The electric utility industry has been concerned with “cold load pickup” on primary feeders following service interruptions. The effect has not been recognized, except as “switching” in the power quality domain. In a hot day, the air-conditioning load is usually a major component of the feeder load. That load component can triple for up to an hour while all of the air-conditioners thermostats call for maximum cooling. The effect depends on the ratio of actual MW to installed MW before the service interruption. The consequences on power quality include voltage sag, feeder fuse blowing and feeder circuit breaker tripping.

Puerto Rico Electric Power Authority Power Quality Monitoring and Benchmarking Project
Professor Efrain O’Neill-Carrillo, University of Puerto Rico - Mayaguez

The Puerto Rico Electric Power Authority (PREPA), have tracked SAIDI and SAIFI indices during the past 20 years. However a record of voltage sags, swells and momentary interruptions does not exist. PREPA is the sole utility for the entire Island. The clients that assume the major costs of power generation and transmission are in the industrial sector. These clients are also more sensitive to sags, swells and momentary interruptions. Given Puerto Rico’s industrialized economy, and due to a growing concern of clients about the integrity and availability of their power delivery systems, PREPA has found the need to pay more attention to power quality issues. PREPA is working on establishing a program for continuous power quality monitoring on the electrical system. With this system statistics of power quality will be gathered, mainly voltage sag performance for the entire island. This project is in the first stage, the site selection process. We are considering aspects such as substations sites with demand meters that have power quality capabilities that are not being utilized, regional distribution of substations and transmission centers, lightning flash density, topography, faults incidence, and critical loads. Students from the University of Puerto Rico-Mayagüez have actively participated in this first phase of the project.

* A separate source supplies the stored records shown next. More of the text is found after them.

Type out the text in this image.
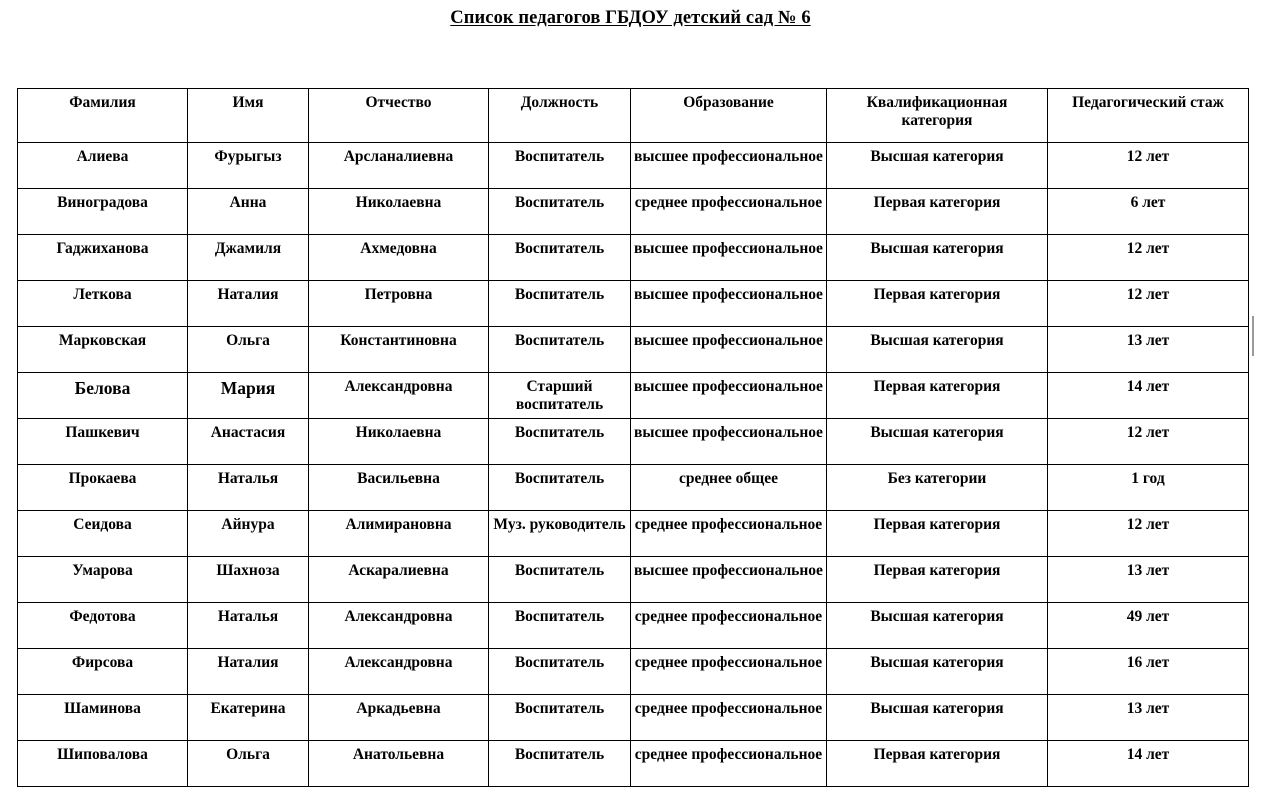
Список педагогов ГБДОУ детский сад № 6
Фамилия	Имя	Отчество	Должность	Образование	Квалификационная категория	Педагогический стаж
Алиева	Фурыгыз	Арсланалиевна	Воспитатель	высшее профессиональное	Высшая категория	12 лет
Виноградова	Анна	Николаевна	Воспитатель	среднее профессиональное	Первая категория	6 лет
Гаджиханова	Джамиля	Ахмедовна	Воспитатель	высшее профессиональное	Высшая категория	12 лет
Леткова	Наталия	Петровна	Воспитатель	высшее профессиональное	Первая категория	12 лет
Марковская	Ольга	Константиновна	Воспитатель	высшее профессиональное	Высшая категория	13 лет
Белова	Мария	Александровна	Старший воспитатель	высшее профессиональное	Первая категория	14 лет
Пашкевич	Анастасия	Николаевна	Воспитатель	высшее профессиональное	Высшая категория	12 лет
Прокаева	Наталья	Васильевна	Воспитатель	среднее общее	Без категории	1 год
Сеидова	Айнура	Алимирановна	Муз. руководитель	среднее профессиональное	Первая категория	12 лет
Умарова	Шахноза	Аскаралиевна	Воспитатель	высшее профессиональное	Первая категория	13 лет
Федотова	Наталья	Александровна	Воспитатель	среднее профессиональное	Высшая категория	49 лет
Фирсова	Наталия	Александровна	Воспитатель	среднее профессиональное	Высшая категория	16 лет
Шаминова	Екатерина	Аркадьевна	Воспитатель	среднее профессиональное	Высшая категория	13 лет
Шиповалова	Ольга	Анатольевна	Воспитатель	среднее профессиональное	Первая категория	14 лет
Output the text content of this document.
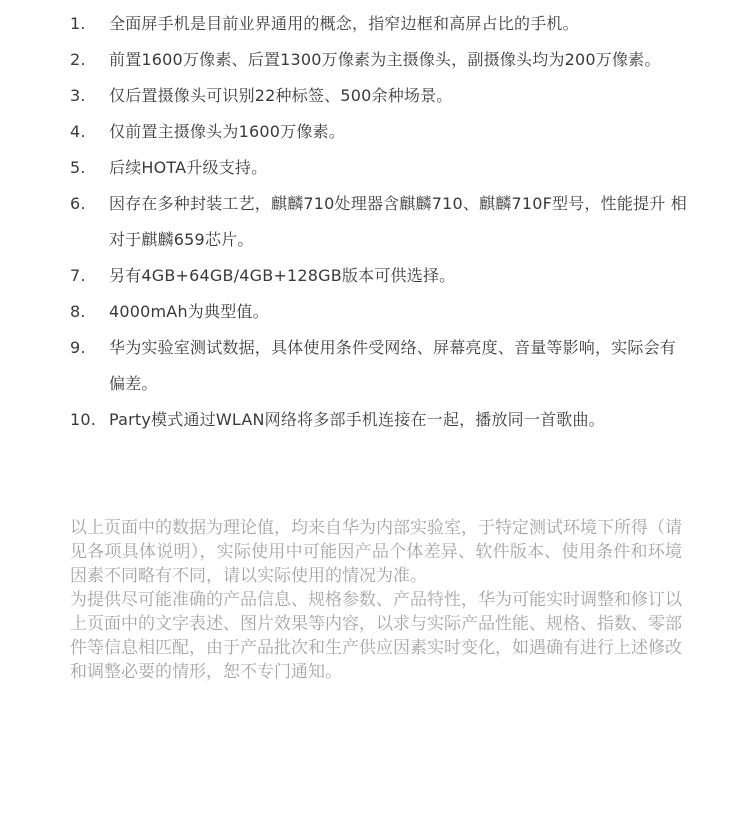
1.	全面屏手机是目前业界通用的概念，指窄边框和高屏占比的手机。
2.	前置1600万像素、后置1300万像素为主摄像头，副摄像头均为200万像素。
3.	仅后置摄像头可识别22种标签、500余种场景。
4.	仅前置主摄像头为1600万像素。
5.	后续HOTA升级支持。
6.	因存在多种封装工艺，麒麟710处理器含麒麟710、麒麟710F型号，性能提升 相对于麒麟659芯片。
7.	另有4GB+64GB/4GB+128GB版本可供选择。
8.	4000mAh为典型值。
9.	华为实验室测试数据，具体使用条件受网络、屏幕亮度、音量等影响，实际会有偏差。
10. Party模式通过WLAN网络将多部手机连接在一起，播放同一首歌曲。

以上页面中的数据为理论值，均来自华为内部实验室，于特定测试环境下所得（请见各项具体说明），实际使用中可能因产品个体差异、软件版本、使用条件和环境因素不同略有不同，请以实际使用的情况为准。

为提供尽可能准确的产品信息、规格参数、产品特性，华为可能实时调整和修订以上页面中的文字表述、图片效果等内容，以求与实际产品性能、规格、指数、零部件等信息相匹配，由于产品批次和生产供应因素实时变化，如遇确有进行上述修改和调整必要的情形，恕不专门通知。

Using Distribution Relays To Monitor Power Quality Problems And Take Corrective Action
Jim Mack, SEL

Utility companies and power delivery independents IPO’s are expected to provide uninterrupted and unmolested power in today’s competitive marketplace. To meet the challenge they must learn to use every available resource at their disposal. Today’s relaying systems have the ability to sample system quantities at a sufficient rate to monitor voltage swells, sags, and harmonics and capture these waveforms when abnormal conditions are present. Moreover, with advanced programming logic these relaying systems can take action to correct these very problems that they detect in real time. The result is a smart power delivery system that can and will react much more quickly that possible with human intervention. This paper will discuss how to set up and program protective relaying systems to perform system switching and control. Several practical examples will be presented for consideration.